Watch elite athletes tackle the snowy peaks of Patagonia, the Sierra Nevada, and Jackson Hole from the comfort of a chair at the Aladdin Theatre. That’s where Teton Gravity Research will screen its 28th-annual ski and snowboard film, “Legend Has It,” on Friday, Sept. 22. Tickets are available for two showings.
Drive to the southern end of Tillamook Bay to visit the site of Bayocean, a community built in the early 1900s. The resort dubbed “the Atlantic City of the West” demonstrated why sand isn’t a good foundation — and became Oregon’s own Atlantis when the sea swallowed homes within a matter of decades. (KGW)
$580,000. That was the median sale price of a single-family home in the Portland area in the second quarter of 2023, down by about $19,000 from the same time last year. Take a look at these local homes that are listed at approx. half-a-million bucks. (Portland Business Journal)

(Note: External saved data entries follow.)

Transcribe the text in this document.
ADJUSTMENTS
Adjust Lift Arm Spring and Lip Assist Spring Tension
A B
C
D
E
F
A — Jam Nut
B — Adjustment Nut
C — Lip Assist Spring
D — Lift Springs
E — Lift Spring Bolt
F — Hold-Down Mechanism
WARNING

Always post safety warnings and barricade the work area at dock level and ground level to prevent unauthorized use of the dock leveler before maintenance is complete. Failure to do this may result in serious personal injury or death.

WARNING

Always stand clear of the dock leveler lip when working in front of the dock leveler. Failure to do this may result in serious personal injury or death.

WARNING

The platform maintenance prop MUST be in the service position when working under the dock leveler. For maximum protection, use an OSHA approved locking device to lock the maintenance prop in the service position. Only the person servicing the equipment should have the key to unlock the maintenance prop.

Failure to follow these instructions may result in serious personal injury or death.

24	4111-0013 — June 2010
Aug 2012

According to licensed psychologists John and Julie Gottman, the “four horsemen of the apocalypse” in a relationship are criticism, contempt, defensiveness + stonewalling — all of which seriously threaten a marriage. A Gottman Method trained therapist at the Couples Clinic of Portland can help couples break these patterns for a better relationship. See open appointments.*
Fruit with cracks, scarring, indentations, dimples, scabs, holes, or brown spots will be accepted, but don’t bring anything that’s moldy or rotten. | Photo by Portland Cider Company
If you have fruit trees growing on your property, then you likely know the struggle of keeping up with the bounty as it ripens, drops from branches, and sits in the grass. But life gets busy and sometimes all of that fruit waits too long on the ground, turning into a mushy mess.
Portland Cider Company wants to put your surplus or unwanted fruit to good use. Community members are invited to donate bushels of edible-quality apples and pears to be pressed into cider for the company’s eighth annual Fruit Forward Drive.
The initiative benefits Hunger-Free Schools, a project of Partners for a Hunger-Free Oregon, which works to end childhood hunger across the state. Bushels (a minimum of 40 pounds) can be dropped off at the cidery in Clackamas (8925 SE Jannsen Rd.) every Saturday in September, 9 a.m.-3 p.m.
Donors will get a voucher for every bushel donated to redeem for a free pint of Community Cider in October at Portland Cider Company taprooms.